George Leong: Today, I’m going to talk about the technical picture and what to expect going forward.
At the start of the year, I would have been somewhat surprised if you told me the small-cap sector would be in negative ground at the end of the third quarter.
Small-cap stocks and technology fared the worst in September. Small-caps continue to be vulnerable, with the Russell 2000 retrenching 6.19% in the month and down 9.22% from its high. The small-cap index is again nearing the official 10% correction and reversal point, based on my technical analysis, which it ran into earlier in the year but managed to recoup.
The Russell 2000 is showing a bearish death cross with its 50-day moving average (MA) crossing below its 200-day MA, based on my technical analysis. And unless we see a reversal in the fourth quarter, my technical analysis suggests small-caps are heading for a down year.
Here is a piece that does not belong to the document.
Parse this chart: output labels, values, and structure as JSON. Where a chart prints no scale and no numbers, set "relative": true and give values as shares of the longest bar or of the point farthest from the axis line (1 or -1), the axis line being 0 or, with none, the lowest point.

Chart courtesy of www.StockCharts.com
It has been an uneasy year for stocks, unlike what we have been seeing over the past four years of the bull market. I thought the S&P 500 could gain 10% and 15% in the best-case scenario. At the end of Tuesday, the index was up 6.73%, so I may be close.
In the final trading session of the third quarter, the S&P 500 and NASDAQ pushed back below their respective 50-day MAs.
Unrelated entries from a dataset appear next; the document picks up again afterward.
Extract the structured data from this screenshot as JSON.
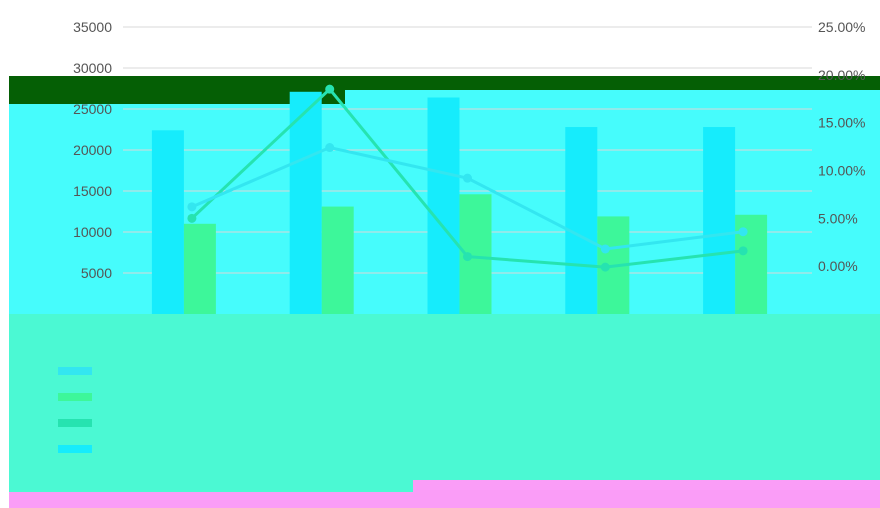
{
  "chart_data": {
    "type": "bar",
    "categories": [
      "",
      "",
      "",
      "",
      ""
    ],
    "y_left": {
      "ticks": [
        "35000",
        "30000",
        "25000",
        "20000",
        "15000",
        "10000",
        "5000"
      ],
      "ylim": [
        0,
        35000
      ]
    },
    "y_right": {
      "ticks": [
        "25.00%",
        "20.00%",
        "15.00%",
        "10.00%",
        "5.00%",
        "0.00%"
      ],
      "ylim": [
        -5,
        25
      ]
    },
    "bar_series": [
      {
        "values": [
          22400,
          27100,
          26400,
          22800,
          22800
        ],
        "color": "#16ecfc"
      },
      {
        "values": [
          11000,
          13100,
          14600,
          11900,
          12100
        ],
        "color": "#3df79a"
      }
    ],
    "line_series": [
      {
        "values": [
          5.0,
          18.5,
          1.0,
          -0.1,
          1.6
        ],
        "color": "#26e3b0"
      },
      {
        "values": [
          6.2,
          12.4,
          9.2,
          1.8,
          3.6
        ],
        "color": "#33e6f0"
      }
    ],
    "grid": true,
    "legend_placement": "left"
  },
  "colors": {
    "dark_band": "#055f05",
    "background_fill": "#46fcfc",
    "lower_fill": "#4bf9d3",
    "footer": "#fa9df7",
    "tick_text": "#555555",
    "gridline": "#d9d9d9"
  }
}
The technology group has been the top performer in this mixed year with the NASDAQ up 7.59%. The leadership has helped to lift the broader market, but with the NASDAQ at its highest point in more than 14 years, it’s not a surprise to see some topping action, as my technical analysis suggests.
Where we are heading is still unclear at this juncture, based on my technical analysis. At this point, the safest bets would be with the blue chips and S&P 500 stocks, but even they are no guarantee.
A look at the charts shows nervousness with the near-term and intermediate trends, but the long-term trend remains firmly bullish above the 200-day MA, as my technical analysis suggests. Only the Russell 2000 is below.